Here it is the best pic i can get of the track.Some of the coners are cut off in the pic but you get a good ideal. and a pic of a couple of my customs. We run everything from standard afx to mega g. It takes a good tuned SRT about 5 sec for a lap. A good MT about 17 sec. 440x2 around 11sec.We have 10 min races (10 min on a lane,switch lanes,marshal your own car)every sat night. Man do we have a ball. 
The rollback car hauler is a tyco cab.with a afx semi rear body.chassie is afx non mag.The 41 willys body is a JL thunder jet 500 on a afx MT, yes on a MT.Little red wagon i think is a tyco body,on a non mag chassie with blue red wire arm.yellow blue mags.
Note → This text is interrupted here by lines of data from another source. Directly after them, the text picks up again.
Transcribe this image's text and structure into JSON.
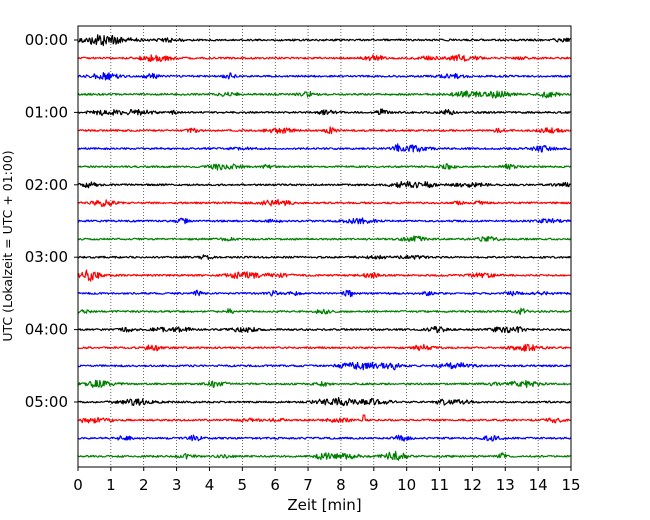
{
  "chart_data": {
    "type": "line",
    "title": "",
    "xlabel": "Zeit  [min]",
    "ylabel": "UTC (Lokalzeit = UTC + 01:00)",
    "xlim": [
      0,
      15
    ],
    "x_ticks": [
      "0",
      "1",
      "2",
      "3",
      "4",
      "5",
      "6",
      "7",
      "8",
      "9",
      "10",
      "11",
      "12",
      "13",
      "14",
      "15"
    ],
    "y_ticks": [
      {
        "label": "00:00",
        "row": 0
      },
      {
        "label": "01:00",
        "row": 4
      },
      {
        "label": "02:00",
        "row": 8
      },
      {
        "label": "03:00",
        "row": 12
      },
      {
        "label": "04:00",
        "row": 16
      },
      {
        "label": "05:00",
        "row": 20
      }
    ],
    "grid": "x-dotted",
    "rows": 24,
    "row_interval_min": 15,
    "row_colors": [
      "#000000",
      "#ff0000",
      "#0000ff",
      "#008000"
    ],
    "spikes": [
      {
        "row": 21,
        "x": 8.7,
        "amplitude": 1.0
      }
    ]
  }
}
It has no problem wheelie the full length of the straight.The 30 duece is a chopped afx body on a SRT narrow chassie.BSRT motor, fun to play with.


----------



## slotnewbie69 (Dec 3, 2008)

nice stuff!i like that layout!i have backstraight envy!our place is so tiny i would take up the whole kitchen with that track!don't think the TM would approve somehow,LOL!nice customs too!so the willys is on a mt chassis eh?hmmmmmmm mine is on a stock nos tjet chassis with afx wheels and axles...ya got me thinkin!


----------



## H.O. Slotrods (Jan 30, 2009)

hey slotnewbie,thank u. most of us like the backstaight too,kind of our little dragstrip.planning to build a drag strip but i dont have room for a 20 foot 1/4 mile so it will have to be a 1/8 mile,oh well.on the willys as i am sure u know you have to cut the body mounting ears off of the chassie.then i drill down into the chassie and bridge the gap.then use the opening for the body mount, clips on and off holds nicely.i make my own aluminum wheels,with stock axles.of cource it needed a set of moons. my bad this is track building. later


----------



## slotnewbie69 (Dec 3, 2008)

thanks for the tip!i have a spare mt around somewheres...so you machine wheels too?nice...you are a machinist by trade then,i am guessing?


----------



## H.O. Slotrods (Jan 30, 2009)

no,body man 3 years, auto tech 20 years,driver for 4 years.i do alot of fabs on alot of things car,motorcycles,biycles,RCs,slotcars.i dont buy it if can fab it,and i fab it if i cant buy it.if u know what i mean.


----------



## slotnewbie69 (Dec 3, 2008)

yeah.our dragstrip is 15 ' long,and it works well enough.we don't have high end cars just what we got kickin around.


----------